# Small Dogs and Weight Loss



## SpooOwner (Oct 1, 2010)

My overweight foster boy is losing about 0.2-0.3 lbs per day (3-5 oz/day). Does this sound like a healthy amount? Too much? Too little? He's down to 15.4 lbs, and probably needs to lose another pound (it's hard for me to tell; maybe half a pound, maybe more).


----------



## DaneMama (Jun 27, 2008)

It all depends on how he's acting and feeling overall. If he's acting normal and healthy then it's fine but if he's showing signs of issues...then there might be some reason for concern.


----------



## xellil (Apr 4, 2011)

When Snorkels needed to lose so much weight, I tried to keep it at 1 pound per month. Which would be about 4 oz per week. 

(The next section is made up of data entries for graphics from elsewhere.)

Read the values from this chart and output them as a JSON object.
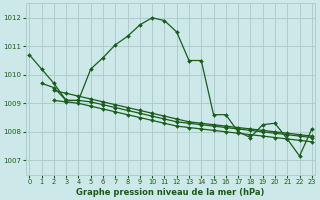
{
  "background_color": "#cce8e8",
  "grid_color": "#b0cccc",
  "line_color": "#1a5c1a",
  "marker_color": "#1a5c1a",
  "title": "Graphe pression niveau de la mer (hPa)",
  "ylim": [
    1006.5,
    1012.5
  ],
  "yticks": [
    1007,
    1008,
    1009,
    1010,
    1011,
    1012
  ],
  "xlim": [
    -0.3,
    23.3
  ],
  "xticks": [
    0,
    1,
    2,
    3,
    4,
    5,
    6,
    7,
    8,
    9,
    10,
    11,
    12,
    13,
    14,
    15,
    16,
    17,
    18,
    19,
    20,
    21,
    22,
    23
  ],
  "series": [
    {
      "x": [
        0,
        1,
        2,
        3,
        4,
        5,
        6,
        7,
        8,
        9,
        10,
        11,
        12,
        13,
        14,
        15,
        16,
        17,
        18,
        19,
        20,
        21,
        22,
        23
      ],
      "y": [
        1010.7,
        1010.2,
        1009.7,
        1009.1,
        1009.1,
        1010.2,
        1010.6,
        1011.05,
        1011.35,
        1011.75,
        1012.0,
        1011.9,
        1011.5,
        1010.5,
        1010.5,
        1008.6,
        1008.6,
        1008.0,
        1007.8,
        1008.25,
        1008.3,
        1007.75,
        1007.15,
        1008.1
      ]
    },
    {
      "x": [
        1,
        2,
        3,
        4,
        5,
        6,
        7,
        8,
        9,
        10,
        11,
        12,
        13,
        14,
        15,
        16,
        17,
        18,
        19,
        20,
        21,
        22,
        23
      ],
      "y": [
        1009.7,
        1009.55,
        1009.1,
        1009.1,
        1009.05,
        1008.95,
        1008.85,
        1008.75,
        1008.65,
        1008.55,
        1008.45,
        1008.35,
        1008.3,
        1008.25,
        1008.2,
        1008.15,
        1008.1,
        1008.05,
        1008.0,
        1007.95,
        1007.9,
        1007.85,
        1007.8
      ]
    },
    {
      "x": [
        2,
        3,
        4,
        5,
        6,
        7,
        8,
        9,
        10,
        11,
        12,
        13,
        14,
        15,
        16,
        17,
        18,
        19,
        20,
        21,
        22,
        23
      ],
      "y": [
        1009.1,
        1009.05,
        1009.0,
        1008.9,
        1008.8,
        1008.7,
        1008.6,
        1008.5,
        1008.4,
        1008.3,
        1008.2,
        1008.15,
        1008.1,
        1008.05,
        1008.0,
        1007.95,
        1007.9,
        1007.85,
        1007.8,
        1007.75,
        1007.7,
        1007.65
      ]
    },
    {
      "x": [
        2,
        3,
        4,
        5,
        6,
        7,
        8,
        9,
        10,
        11,
        12,
        13,
        14,
        15,
        16,
        17,
        18,
        19,
        20,
        21,
        22,
        23
      ],
      "y": [
        1009.45,
        1009.35,
        1009.25,
        1009.15,
        1009.05,
        1008.95,
        1008.85,
        1008.75,
        1008.65,
        1008.55,
        1008.45,
        1008.35,
        1008.3,
        1008.25,
        1008.2,
        1008.15,
        1008.1,
        1008.05,
        1008.0,
        1007.95,
        1007.9,
        1007.85
      ]
    }
  ]
}
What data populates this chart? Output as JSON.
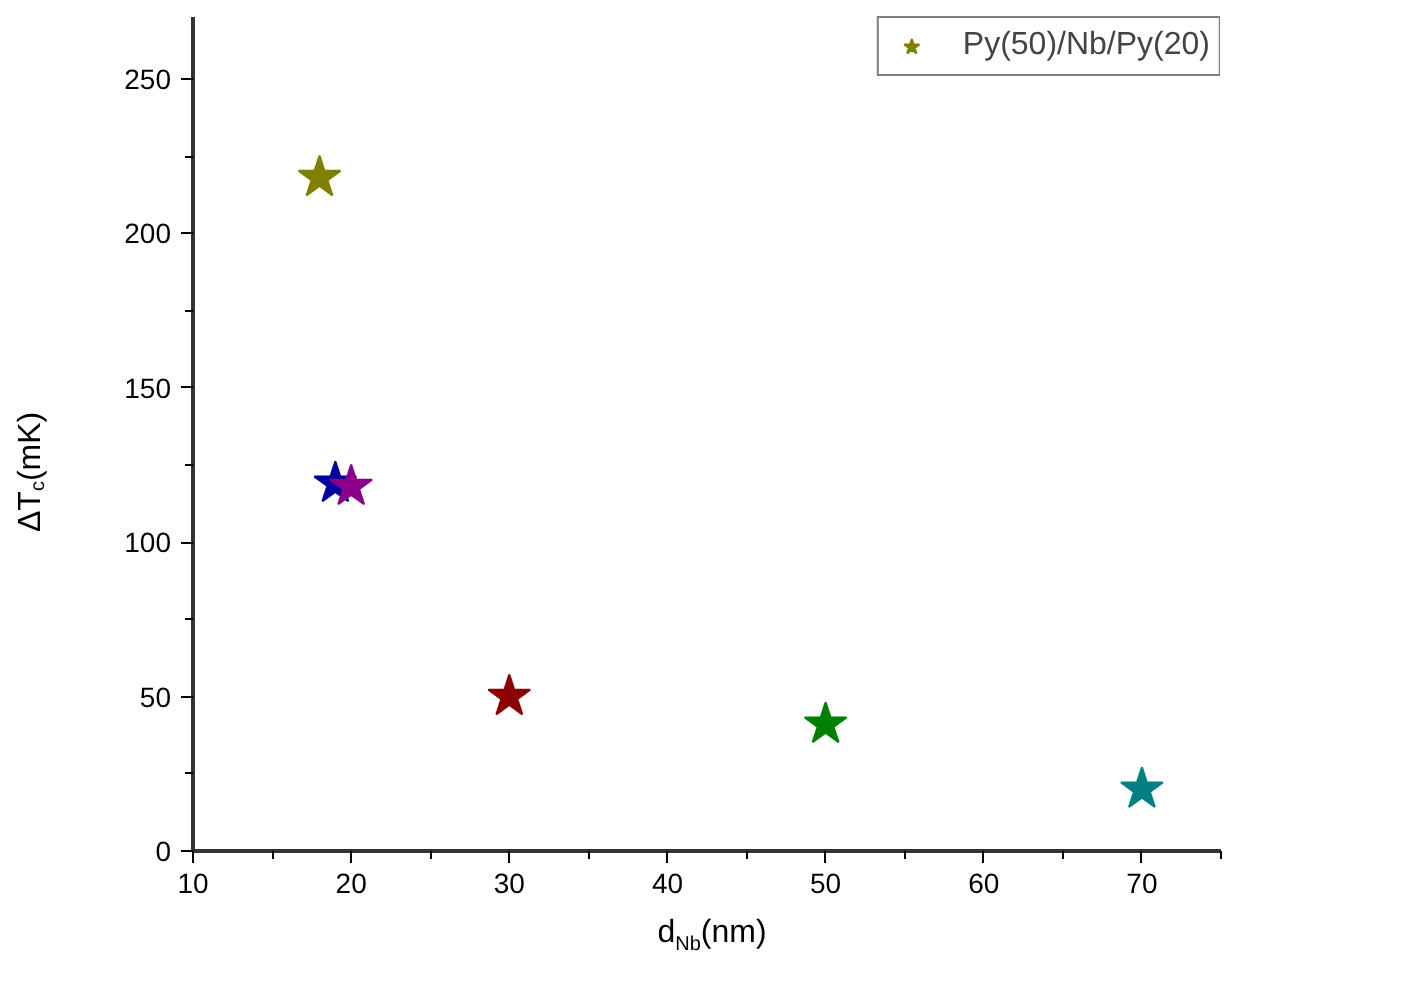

This was on vet advice - now, if she had lost faster maybe it would have been fine. I did feel more comfortable with it being a little slower, though.


----------



## SpooOwner (Oct 1, 2010)

xellil said:


> When Snorkels needed to lose so much weight, I tried to keep it at 1 pound per month. Which would be about 4 oz per week.
> 
> This was on vet advice - now, if she had lost faster maybe it would have been fine. I did feel more comfortable with it being a little slower, though.


Thank you, thank you, thank you, X. It seemed like a lot in terms of percentage of weight, but I'm still figuring out how to feed a little guy.


----------



## magicre (Apr 7, 2010)

it seems like a little too fast, but he's so close to what you want him to weigh, i'd just stick to your program...you're a very responsible owner, spoo, you'll start to stabilise his food according to his weight...and at the rate he's going, probably by the weekend


----------



## xellil (Apr 4, 2011)

It's really hard. Snorkels is my first small dog. i am used to much larger amounts, like you are. I have a really hard time keeping her the same weight. 

She needs to weigh about 10 pounds, and two months ago we went in and she weighed 11.7. Darn. Now reduce food, two months later she's down to 9.9. Next time, she might be 9 pounds or 11 pounds. I can't seem to get it right.

We are doing 4 oz of food a day now - I mean, it seems like almost no food at all. But it's a little less than 3% of her weight. 

Good luck - I think he's looking good from your last photo, shouldn't need to lose a whole lot.


----------



## SpooOwner (Oct 1, 2010)

Well, the little porker stole some venison last night and had himself a feast. Miraculously, he's still down to 15.3 lbs, even though he _looks_ like he gained a pound.

Now I totally understand why people weigh meals. It's really hard to keep track of how much he's eating. He gets more or less unlimited treats during the day when training, and about 0.3 lbs for dinner (one little wing, one small turkey neck, one strip of pork). Most of the treats are single ingredient, e.g. dehydrated lamb lung, so I feel ok giving them to him, I just have no idea how much he's getting. And I'm shocked that he isn't back up to 16 lbs after his all-you-can-eat buffet. My big dogs can gain or lose a couple of pounds and I don't even notice, but every ounce matters to this little guy.


----------



## xellil (Apr 4, 2011)

I weigh every ounce of Snorkels' food. it's so easy to overfeed them. 

And then, if you have other people in your family sneaking them Cheerios or some such, you gotta keep an eye on that also.


----------